Once the FOMC statement is released at 2:00 pm EDT on Wednesday—and once Chairman Powell concludes his press conference some 90 minutes later—you will be bombarded with analysis of how great things are, how the Fed may be “behind the curve” and how several more rate hikes will be forthcoming in 2019. But are these forecasts accurate, and what will be the impact on precious metal prices should the outlook change?
No doubt the FOMC will note what appears to be an economic nirvana in the United States. Manufacturing will be labeled “strong”, job growth will be called “robust” and consumer confidence will be noted as “surging”. For these reasons, the FOMC will suggest another fed funds rate hike in December and then forecast as many as four more such hikes in 2019. But is this realistic?
At the most basic level, another 100 basis points in fed funds rate hikes will drag that level to nearly 3.5%, and if 10-year rates follow along, they would be approaching 4.5% one year from now. What would this further surge in interest rates do to economic growth?
Furthermore, interest rates at these levels would only exacerbate the soaring funding and debt service costs for state and local governments, as well as individuals and corporations. Can the U.S. economy withstand this type of pressure? Already it appears that the U.S. consumer has reached “peak confidence”, while fed funds are nearing the trendline from which recessions have followed over the past twenty years.

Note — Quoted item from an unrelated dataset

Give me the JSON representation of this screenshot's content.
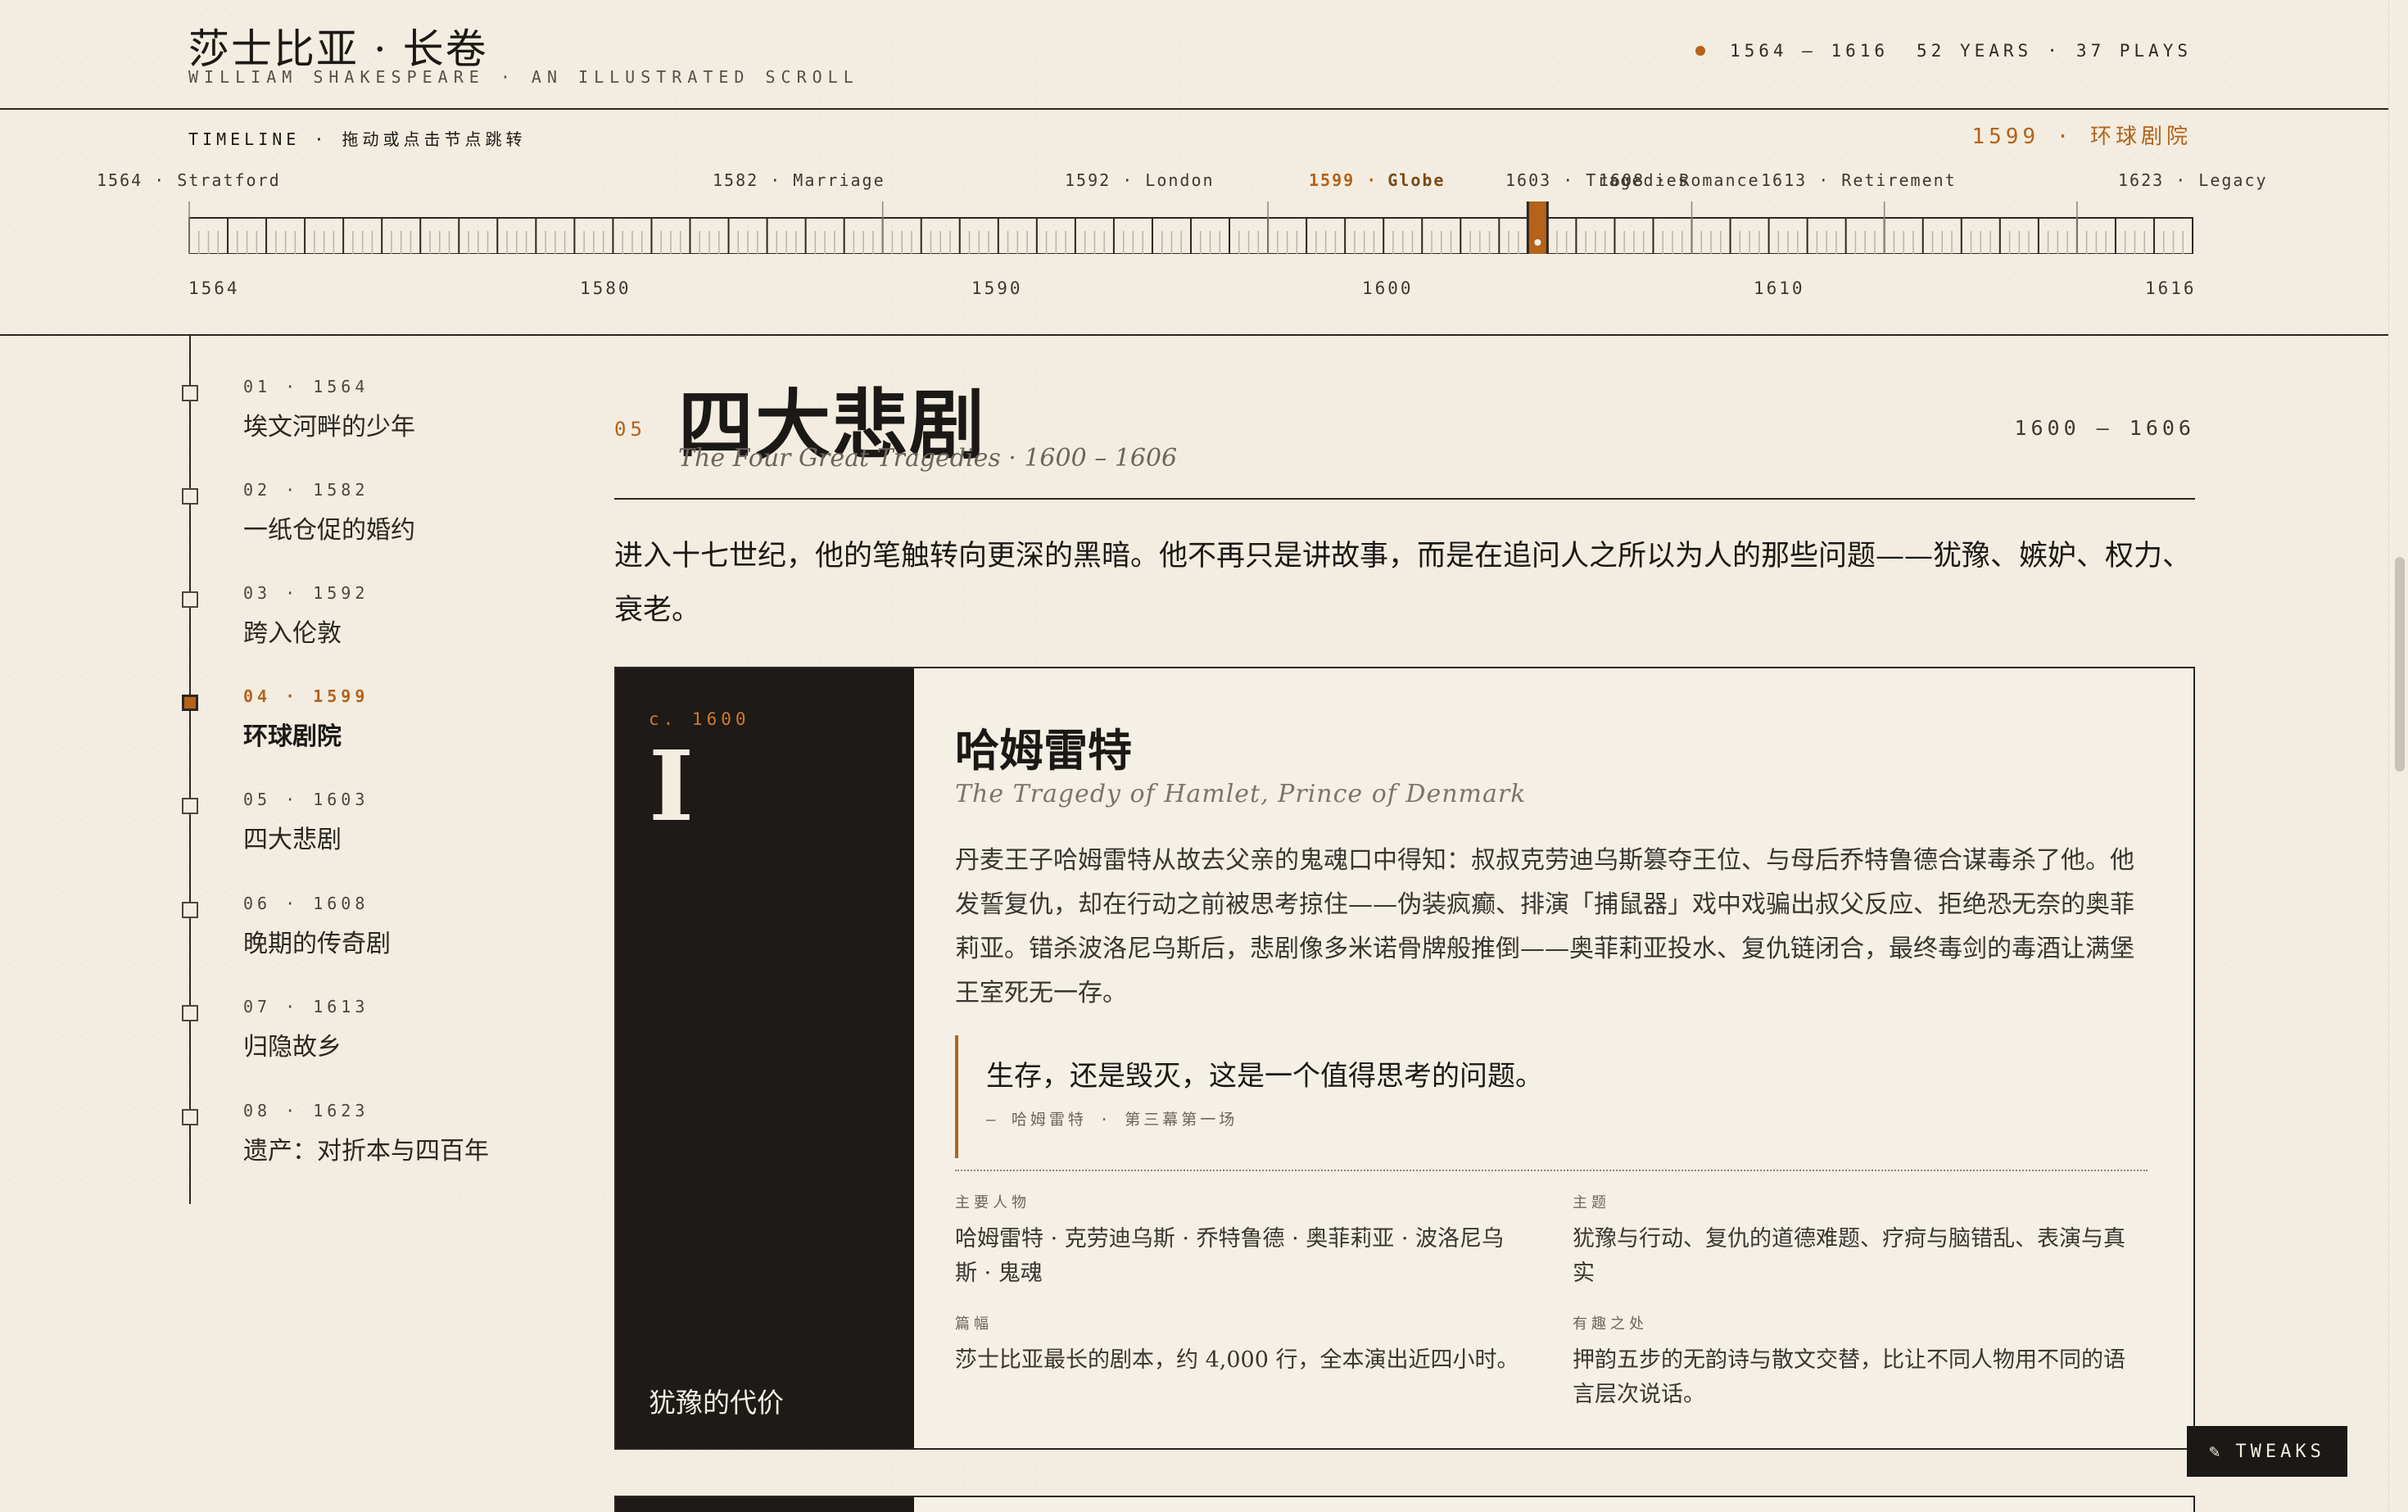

But let’s consider other prominent threats to the perceived health of the U.S. economy. Back in January, we detailed three risks to the US$—and thus the U.S. economy—in 2018. These risks continue and will be prominent again in 2019:
Political Risk — What is the risk to consumer confidence, the stock market and economic growth should the Democrats retake the U.S. House, U.S. Senate or both in November? Not only would President Trump’s agenda of tax cuts and trade protection stall, his administration would likely be imperiled by seemingly endless Congressional investigations.

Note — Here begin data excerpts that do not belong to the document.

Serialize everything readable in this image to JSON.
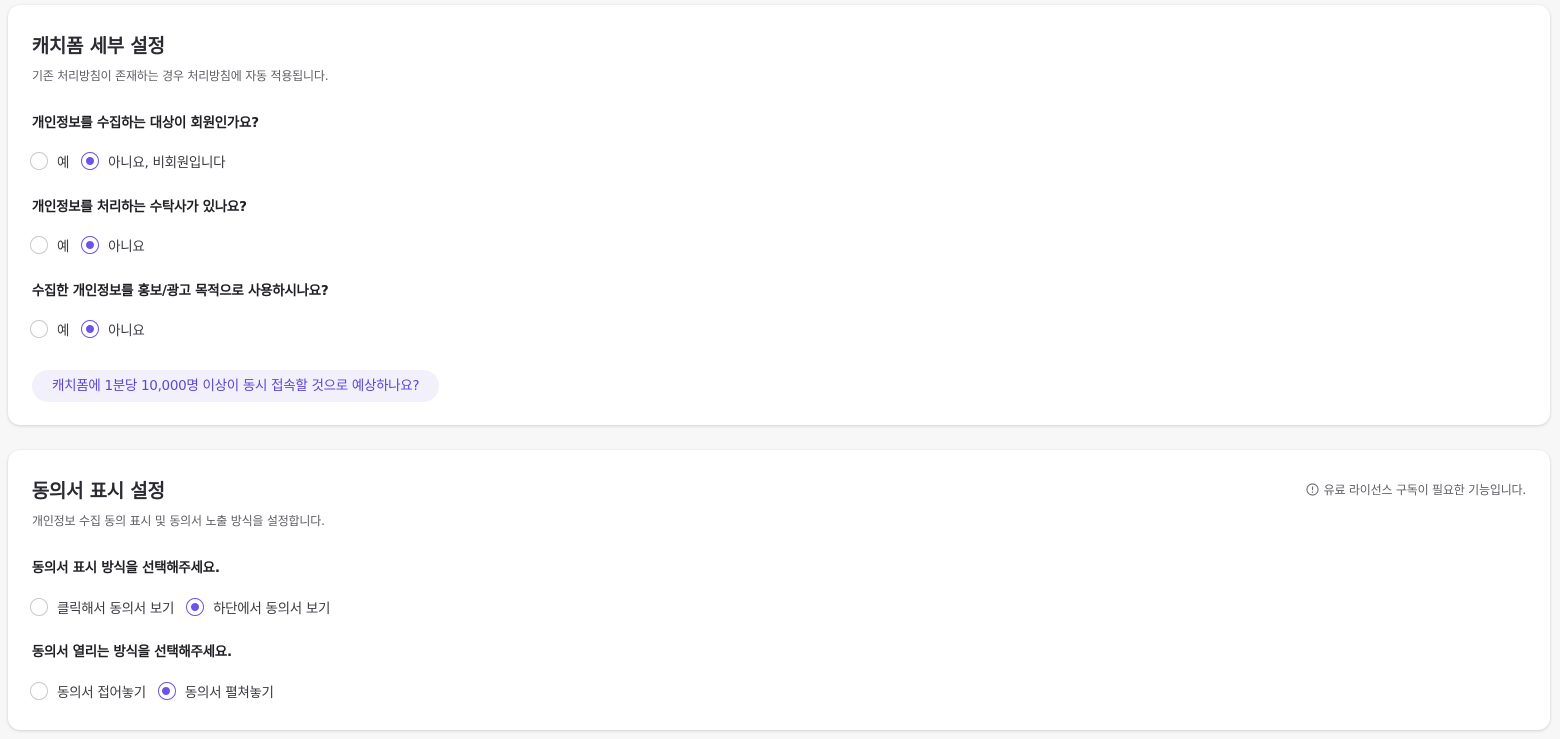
{
  "section1": {
    "title": "캐치폼 세부 설정",
    "description": "기존 처리방침이 존재하는 경우 처리방침에 자동 적용됩니다.",
    "questions": [
      {
        "label": "개인정보를 수집하는 대상이 회원인가요?",
        "options": [
          {
            "label": "예",
            "checked": false
          },
          {
            "label": "아니요, 비회원입니다",
            "checked": true
          }
        ]
      },
      {
        "label": "개인정보를 처리하는 수탁사가 있나요?",
        "options": [
          {
            "label": "예",
            "checked": false
          },
          {
            "label": "아니요",
            "checked": true
          }
        ]
      },
      {
        "label": "수집한 개인정보를 홍보/광고 목적으로 사용하시나요?",
        "options": [
          {
            "label": "예",
            "checked": false
          },
          {
            "label": "아니요",
            "checked": true
          }
        ]
      }
    ],
    "traffic_link": "캐치폼에 1분당 10,000명 이상이 동시 접속할 것으로 예상하나요?"
  },
  "section2": {
    "title": "동의서 표시 설정",
    "description": "개인정보 수집 동의 표시 및 동의서 노출 방식을 설정합니다.",
    "notice": "유료 라이선스 구독이 필요한 기능입니다.",
    "questions": [
      {
        "label": "동의서 표시 방식을 선택해주세요.",
        "options": [
          {
            "label": "클릭해서 동의서 보기",
            "checked": false
          },
          {
            "label": "하단에서 동의서 보기",
            "checked": true
          }
        ]
      },
      {
        "label": "동의서 열리는 방식을 선택해주세요.",
        "options": [
          {
            "label": "동의서 접어놓기",
            "checked": false
          },
          {
            "label": "동의서 펼쳐놓기",
            "checked": true
          }
        ]
      }
    ]
  },
  "colors": {
    "accent": "#6a55e8",
    "pill_bg": "#f1f0fb",
    "pill_text": "#5b48d8",
    "radio_border": "#c8c8ce"
  },
  "icons": {
    "notice": "info-circle-icon"
  }
}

- Geo-Political Risk — How does a worsening conflict in Syria and Iran impact the U.S. economy? Perhaps more significantly, how might soaring crude oil prices impact disposable income and spending?
- De-Dollarization Risk — Though this is a more long-term concern, U.S. isolation is increasing as the world slowly turns away from US$ hegemony and moves toward a more multi-polar financial system
Thus, please don’t blindly accept the forecast of sunshine and lollipops that the FOMC will regurgitate on Wednesday. In the real world, the risks laid out above should give you pause to consider that perhaps the Fed’s projections of seemingly endless economic growth are a bit overstated.

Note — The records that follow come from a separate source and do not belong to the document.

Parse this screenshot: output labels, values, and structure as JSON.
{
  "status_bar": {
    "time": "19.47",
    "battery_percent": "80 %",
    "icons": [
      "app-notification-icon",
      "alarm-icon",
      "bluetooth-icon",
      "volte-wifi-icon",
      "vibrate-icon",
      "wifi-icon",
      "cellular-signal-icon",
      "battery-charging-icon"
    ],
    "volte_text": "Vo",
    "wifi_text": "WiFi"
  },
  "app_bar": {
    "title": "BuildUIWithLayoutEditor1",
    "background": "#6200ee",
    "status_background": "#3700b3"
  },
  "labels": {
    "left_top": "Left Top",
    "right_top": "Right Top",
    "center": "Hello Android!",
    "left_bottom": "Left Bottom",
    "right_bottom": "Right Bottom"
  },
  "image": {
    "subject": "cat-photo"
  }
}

And what happens to gold and silver when these Fed forecasts fail to verify? For now, COMEX gold is priced as if economic and market risk is muted, the dollar will remain strong and real interest rates will continue to rise. But what if that’s not the case and the risks to the U.S. economy laid out above take hold?
By the second quarter of 2019, the Fed could be talking about rate cuts. A contracting U.S. economy will lead to falling tax receipts, thus requiring additional fiat creation and even talks of a resumption of “Quantitative Easing”. Under this scenario, do you think that the prices of COMEX gold and COMEX silver will remain at present levels?
Therefore, the time to think for yourself is now. Do not get caught in this week’s FOMC hype regarding future economic growth and rate hikes. Instead, understand the likelihood of an opposite, contradictory scenario playing out in 2019 and then take steps to prepare accordingly.